Ramirez did just that.

A foilow-up email was submitted by Mr. Aguayo on behalf of Ramirez, who emphasized that the boxer “satisfies the WBO Ratings Criteria” based on his past accomplishments and now the only one among the three petitioners to come off a win in his most recent fight. Strengthening his case is the fact that Pedraza was a widely regarded former titlist who served as a credible junior welterweight in the eyes of the WBO.

The case presented by Lopez’s legal team—headed by David Berlin—was centered around the hope that the WBO would uphold its original decision based solely on his past accomplishments.

Lopez’s split decision loss to Kambosos was dismissed as the result of “a life threatening, undiagnosed medical condition that, in addition to threatening his life, caused him to him to be admitted to a hospital for treatment. Despite the foregoing circumstances, Lopez went ahead to honor the contract for the event, evincing tremendous courage during the hard-fought 12 round world title fight.”

It was further argued that Lopez’s past accomplishments—former standout amateur who fought in the Olympics, 2018 Prospect of the Year and 2020 Fighter of the Year based on his lineal championship win over Vasiliy Lomachenko—entitled him to the number-three ranking initially granted by the WBO this past February, which at the time was not objected by any other ranked contender.

Lopez’s placement only became an issue after Catterall’s demotion following his questionable loss to Taylor, at which point Lopez advanced to number two.

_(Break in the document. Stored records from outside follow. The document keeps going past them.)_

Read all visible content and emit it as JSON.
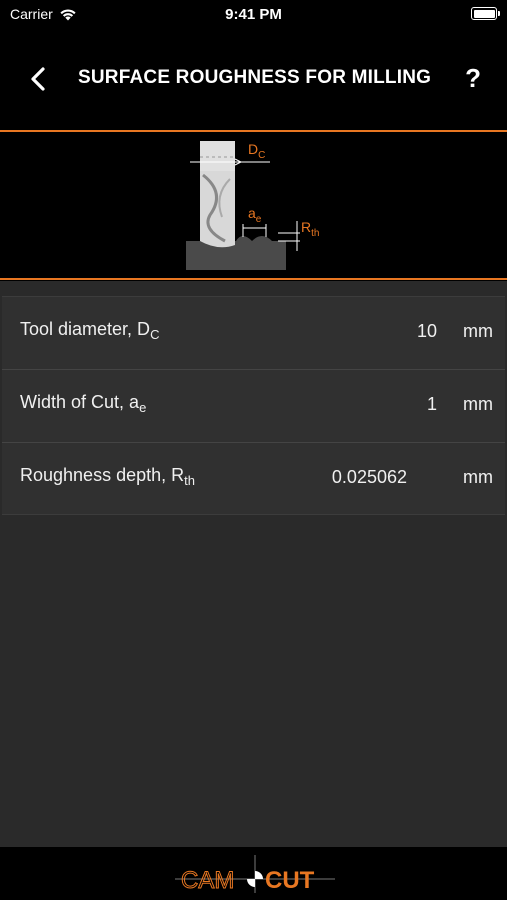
{
  "status": {
    "carrier": "Carrier",
    "time": "9:41 PM",
    "battery_level": 1.0
  },
  "nav": {
    "title": "SURFACE ROUGHNESS FOR MILLING",
    "help_label": "?"
  },
  "diagram": {
    "label_dc": "D",
    "label_dc_sub": "C",
    "label_ae": "a",
    "label_ae_sub": "e",
    "label_rth": "R",
    "label_rth_sub": "th"
  },
  "rows": [
    {
      "label": "Tool diameter, D",
      "label_sub": "C",
      "value": "10",
      "unit": "mm"
    },
    {
      "label": "Width of Cut, a",
      "label_sub": "e",
      "value": "1",
      "unit": "mm"
    },
    {
      "label": "Roughness depth, R",
      "label_sub": "th",
      "value": "0.025062",
      "unit": "mm"
    }
  ],
  "footer": {
    "logo_left": "CAM",
    "logo_right": "CUT"
  },
  "colors": {
    "accent": "#e87722",
    "background": "#2a2a2a",
    "table": "#303030"
  }
}
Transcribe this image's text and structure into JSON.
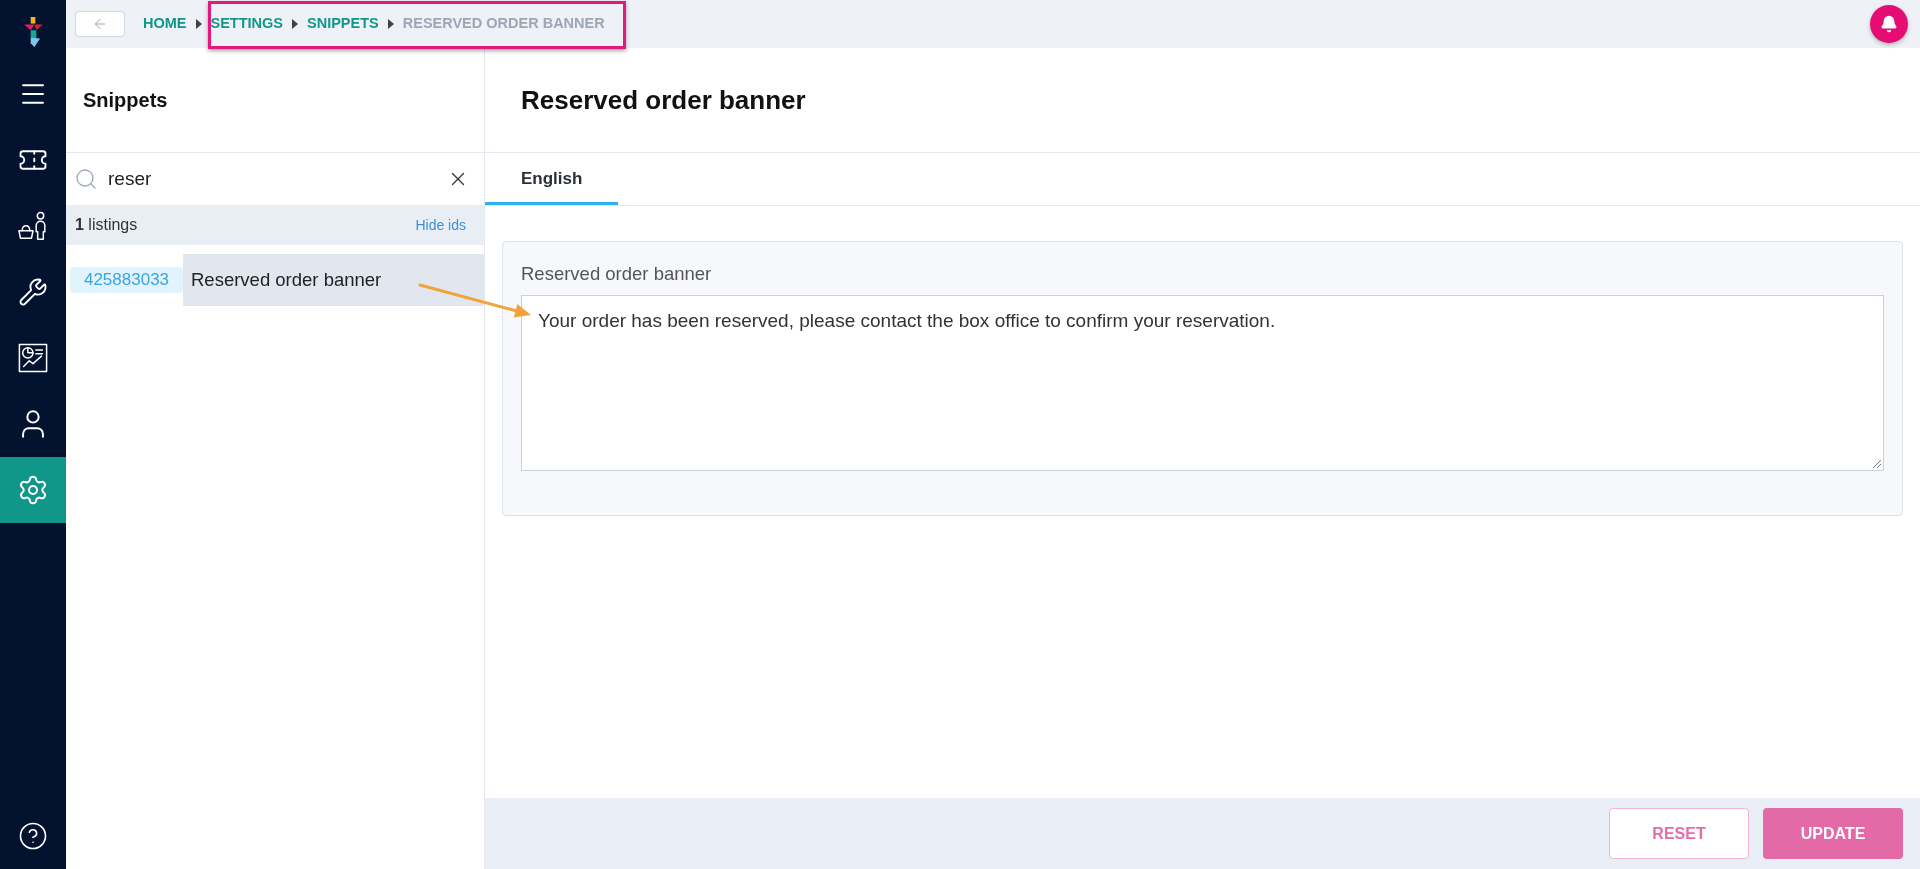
{
  "top_bar": {
    "breadcrumbs": [
      {
        "label": "HOME",
        "current": false
      },
      {
        "label": "SETTINGS",
        "current": false
      },
      {
        "label": "SNIPPETS",
        "current": false
      },
      {
        "label": "RESERVED ORDER BANNER",
        "current": true
      }
    ]
  },
  "nav": {
    "items": [
      {
        "selected": false
      },
      {
        "selected": false
      },
      {
        "selected": false
      },
      {
        "selected": false
      },
      {
        "selected": false
      },
      {
        "selected": true
      }
    ]
  },
  "snippets_panel": {
    "title": "Snippets",
    "search": {
      "value": "reser"
    },
    "count": "**1** listings",
    "ids_toggle": "Hide ids",
    "items": [
      {
        "id": "425883033",
        "label": "Reserved order banner",
        "selected": true
      }
    ]
  },
  "editor": {
    "title": "Reserved order banner",
    "tabs": [
      {
        "label": "English",
        "selected": true
      }
    ],
    "field": {
      "label": "Reserved order banner",
      "value": "Your order has been reserved, please contact the box office to confirm your reservation."
    }
  },
  "footer": {
    "buttons": [
      {
        "label": "RESET",
        "kind": "secondary",
        "disabled": true
      },
      {
        "label": "UPDATE",
        "kind": "primary",
        "disabled": true
      }
    ]
  }
}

The lofty position became of concern to both Catterall and Ramirez, due to the speculation that Taylor will soon move up to welterweight and thus vacate his multiple junior welterweight belts.

Such a move would leave Lopez in the most favorable position to next challenge Paro for the vacant WBO belt.

The WBO walked back its latest ranking update, in fact demoting Lopez one spot lower than his original placement.

“This Committee agrees that both Lopez and Ramirez significantly satisfy the applicable rating criteria,” noted Viruet. “Furthermore, it is undisputed that their amateur records, their impressive professional records, world championship accomplishments, quality of opposition, their level of activity, their TV exposure, recognitions, and other relevant factors merits that their applications be fairly decided. Emphasizing each of the participants’ most recent fights, were, for Ramirez, was a victory against then number sixth ranked contender and former two division world champion, Jose Pedraza, on March 4, 2022.

“Mr. Teofimo Lopez’s last fight was in October 2021, against George Kambosos. Mr. Lopez suffered a Split Decision loss. Mr. Lopez has not fought in five months albeit his representative alleges, by implication, that claims that it may be the result of his alleged prior pre-existing medical condition. Certainly, the win/loss status in the boxer’s career is a significant factor where fighters have similar, but subtle distinctions regarding their professional merits. Thus, Jose Ramirez win over Pedraza, and Teofimo Lopez’ loss against George Kambosos, creates, therefore, a balance favoring Jose Ramirez higher ranking over Teofimo Lopez in the in the WBO World Jr. Welterweight Ratings.”

Taylor is presently on the hook to next defend versus WBA mandatory challenger Alberto Puello, a fight that was formally ordered earlier this month by the WBA.

Should the Scottish southpaw move forward with the fight, the titles will remain in his possession at least through that point. If Taylor opts otherwise, the WBA belt would at least become vacant and likely with the WBC to soon follow. Zepeda remains the mandatory challenger and unwilling to budge from that position.

If all four belts are vacated, Ramirez then gets to choose whether to challenge Zepeda in a rematch for the WBC title or versus the unbeaten Paro for the WBO belt.

Should a Ramirez-Zepeda rematch come about, Catterall would still have a favorable shot at a vacant title fight with Paro for the WBO belt.